1. A double-acting hydraulic impact hammer for pile driving, comprising

a drop weight (36) and an inner hydraulic piston (44),

the drop weight (36) being mechanically coupled to the inner piston (44) and being arranged to be driven in use, in an upward and downward direction and the drop weight being arranged to act on a pile during its downward motion,

the inner piston (44) having a voided internal area (46) defining an inner piston volume which is arranged to receive a hollow piston rod (48) and along which the inner piston (44) is free to extend and retract axially,

the inner piston volume (46) being in sealed hydraulic communication with the hollow rod volume (50) to form a composite first hydraulic volume which changes size as the inner piston moves along the piston rod (48) whereby the application of hydraulic pressure to the first volume biases the inner piston (44) towards its fully extended position, the hammer further including an outer bore (52) surrounding the inner piston (44) and a collar (58) fixed around the outside of the inner piston which fits sealingly in the space defined between the outer bore (52) and the outside of the inner piston (44), the collar forming an outer piston (58) having a working surface (60) which is downward facing and which when exposed to hydraulic fluid at the same pressure as the first volume, has sufficient surface area relative to the working surface area of the inner piston (44), to provide an upward force on the inner piston sufficient to overcome the said extension biasing force and provide sufficient excess force to lift the inner piston and drop weight.

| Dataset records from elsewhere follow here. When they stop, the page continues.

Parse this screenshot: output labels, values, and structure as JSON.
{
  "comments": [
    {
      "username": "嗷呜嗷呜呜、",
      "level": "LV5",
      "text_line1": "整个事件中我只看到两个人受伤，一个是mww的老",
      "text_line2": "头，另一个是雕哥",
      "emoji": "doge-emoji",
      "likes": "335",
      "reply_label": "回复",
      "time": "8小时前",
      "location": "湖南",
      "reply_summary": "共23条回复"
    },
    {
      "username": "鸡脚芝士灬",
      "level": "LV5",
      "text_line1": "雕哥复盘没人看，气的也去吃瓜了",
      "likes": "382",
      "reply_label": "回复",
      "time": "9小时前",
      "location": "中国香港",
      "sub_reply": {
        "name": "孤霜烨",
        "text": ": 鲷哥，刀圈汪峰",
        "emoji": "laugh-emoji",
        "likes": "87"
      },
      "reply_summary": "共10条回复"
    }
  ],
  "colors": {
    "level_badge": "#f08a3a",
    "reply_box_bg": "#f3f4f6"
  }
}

2. A hammer as claimed in claim 1 , wherein the inner piston (46) and piston rod (48) is aligned generally with the centre of mass of the drop weight (36) so that in operation, lateral loads on the piston are minimised.

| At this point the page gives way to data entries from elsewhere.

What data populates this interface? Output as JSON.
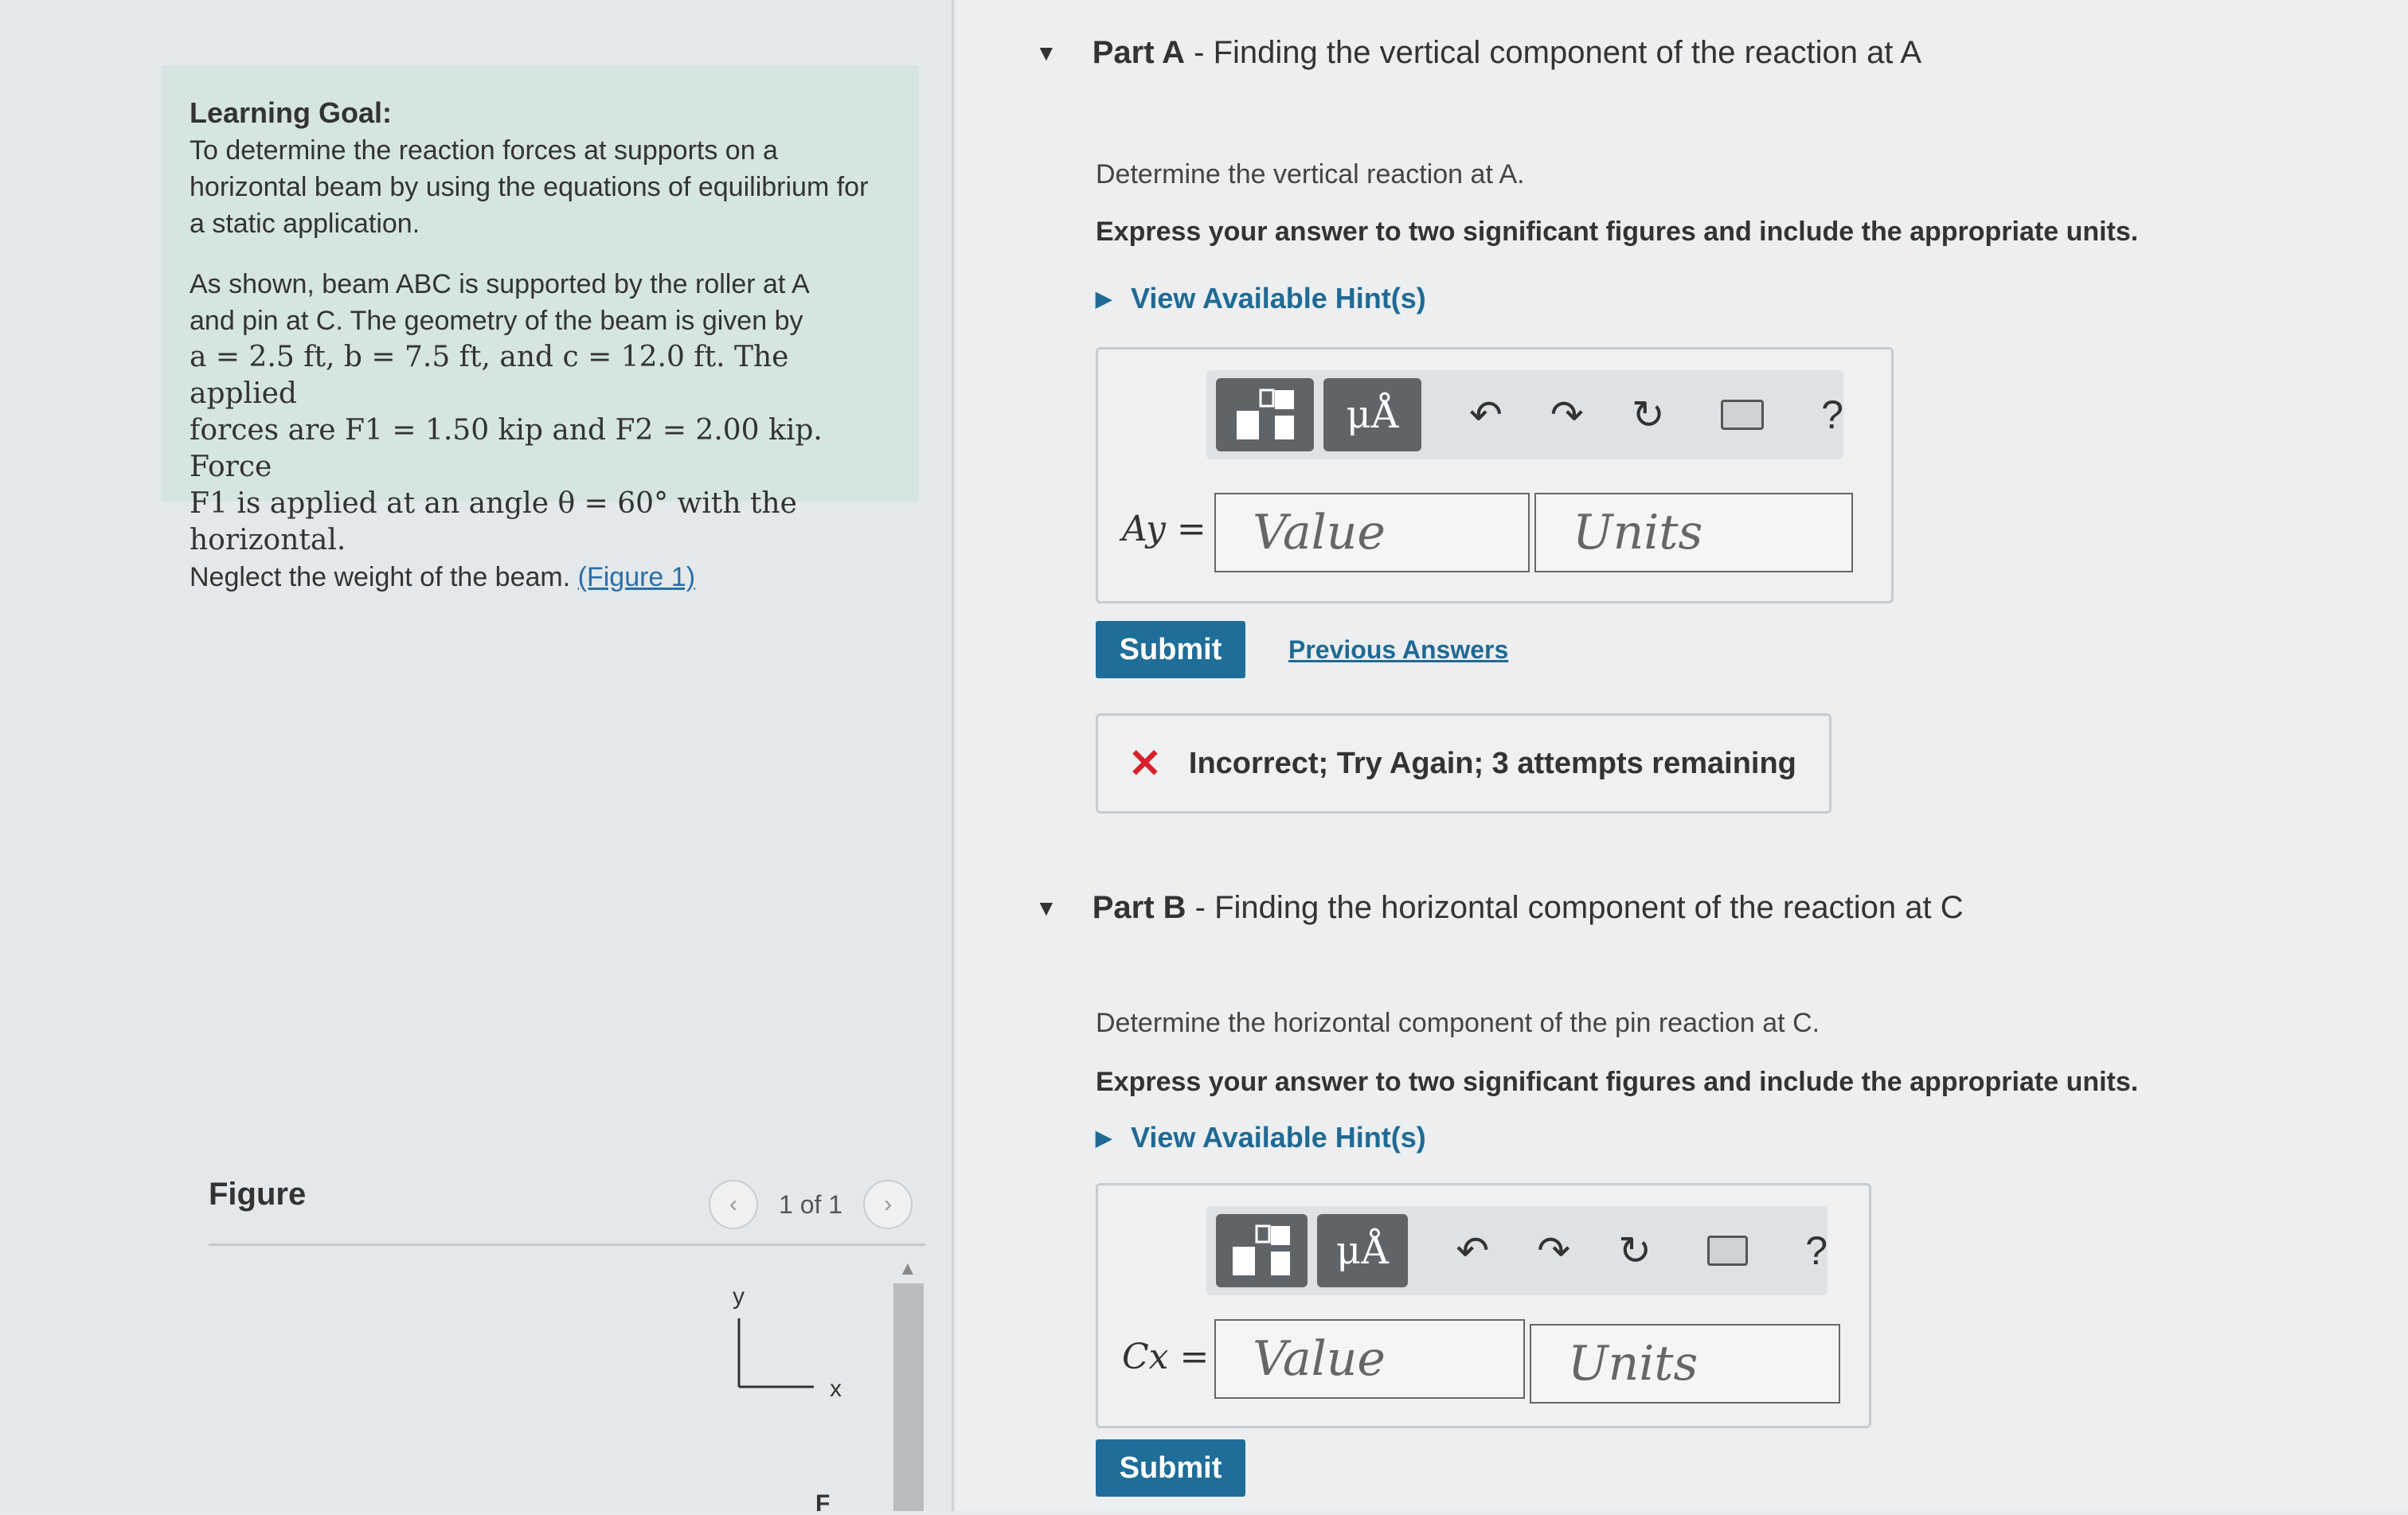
{
  "left": {
    "goal_heading": "Learning Goal:",
    "goal_text": "To determine the reaction forces at supports on a horizontal beam by using the equations of equilibrium for a static application.",
    "desc_line1": "As shown, beam ABC is supported by the roller at A",
    "desc_line2": "and pin at C. The geometry of the beam is given by",
    "desc_line3": "a = 2.5 ft, b = 7.5 ft, and c = 12.0 ft. The applied",
    "desc_line4": "forces are F1 = 1.50 kip and F2 = 2.00 kip. Force",
    "desc_line5": "F1 is applied at an angle θ = 60° with the horizontal.",
    "desc_line6": "Neglect the weight of the beam.",
    "figure_link": "(Figure 1)",
    "figure_label": "Figure",
    "pager_text": "1 of 1",
    "axis_y": "y",
    "axis_x": "x",
    "fig_partial": "F"
  },
  "partA": {
    "title_bold": "Part A",
    "title_rest": " - Finding the vertical component of the reaction at A",
    "question": "Determine the vertical reaction at A.",
    "instruction": "Express your answer to two significant figures and include the appropriate units.",
    "hint": "View Available Hint(s)",
    "var_label": "Ay =",
    "value_placeholder": "Value",
    "units_placeholder": "Units",
    "submit": "Submit",
    "previous_answers": "Previous Answers",
    "feedback": "Incorrect; Try Again; 3 attempts remaining"
  },
  "partB": {
    "title_bold": "Part B",
    "title_rest": " - Finding the horizontal component of the reaction at C",
    "question": "Determine the horizontal component of the pin reaction at C.",
    "instruction": "Express your answer to two significant figures and include the appropriate units.",
    "hint": "View Available Hint(s)",
    "var_label": "Cx =",
    "value_placeholder": "Value",
    "units_placeholder": "Units",
    "submit": "Submit"
  },
  "toolbar": {
    "units_btn": "μÅ",
    "help": "?"
  },
  "icons": [
    "templates-icon",
    "units-icon",
    "undo-icon",
    "redo-icon",
    "reset-icon",
    "keyboard-icon",
    "help-icon",
    "collapse-triangle-icon",
    "hint-arrow-icon",
    "incorrect-x-icon",
    "chevron-left-icon",
    "chevron-right-icon"
  ],
  "colors": {
    "accent": "#1e6e99",
    "error": "#d6212b",
    "goal_bg": "#d5e5e1"
  }
}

3. A hammer as claimed in claim 1 or claim 2, wherein the drop weight (36) is generally circular in cross-section and the inner piston (44) and piston rod (48) is generally aligned coaxially with the drop weight so that in operation, lateral loads on the piston are minimised.

4. A hammer as claimed in any preceding claim, wherein the fluid supply for the outer piston (58) passes through a passage in the outer bore (52).

5. A hammer as claimed in any preceding claim, wherein the outer bore is dimensioned to fit inside the drop weight when the inner piston (44) is in its retracted positon.

6. A double-acting hydraulic impact hammer for pile driving, comprising

a drop weight (36) and an inner hydraulic piston(44),

the inner piston volume (46) being in sealed hydraulic communication with the hollow rod volume (50) to form a composite first hydraulic volume which changes size as the inner piston moves along the piston rod (48) whereby the application of hydraulic pressure to the first volume biases the inner piston (44) towards its fully extended position, the hammer further including an outer bore (52) surrounding the inner piston (44), the outer bore (52) being dimensioned to fit inside the drop weight (36) when the inner piston (44) is in its retracted positon, and

a collar (58) fixed around the outside of the inner piston which fits sealingly in the space defined between the outer bore (52) and the outside of the inner piston (44), the collar forming an outer piston (58) having a working surface (60) which is downward facing and which when exposed to hydraulic fluid at the same pressure as the first volume, has sufficient surface area relative to the working surface area of the inner piston (44), to provide an upward force on the inner piston sufficient to overcome the said extension biasing force and provide sufficient excess force to lift the inner piston and drop weight, and wherein the fluid supply for the outer piston (58) passes through a passage in the outer bore (52).

7. A hammer as claimed in claim 6, wherein the drop weight (36) is generally circular in cross-section and the inner piston (44) and piston rod (48) is generally aligned coaxially with the drop weight so that in operation, lateral loads on the piston are minimised.

8. A hammer as claimed in claim 6 or claim 7, wherein the inner piston (46) and piston rod (48) is aligned generally with the centre of mass of the drop weight (36) so that in operation, lateral loads on the piston are minimised.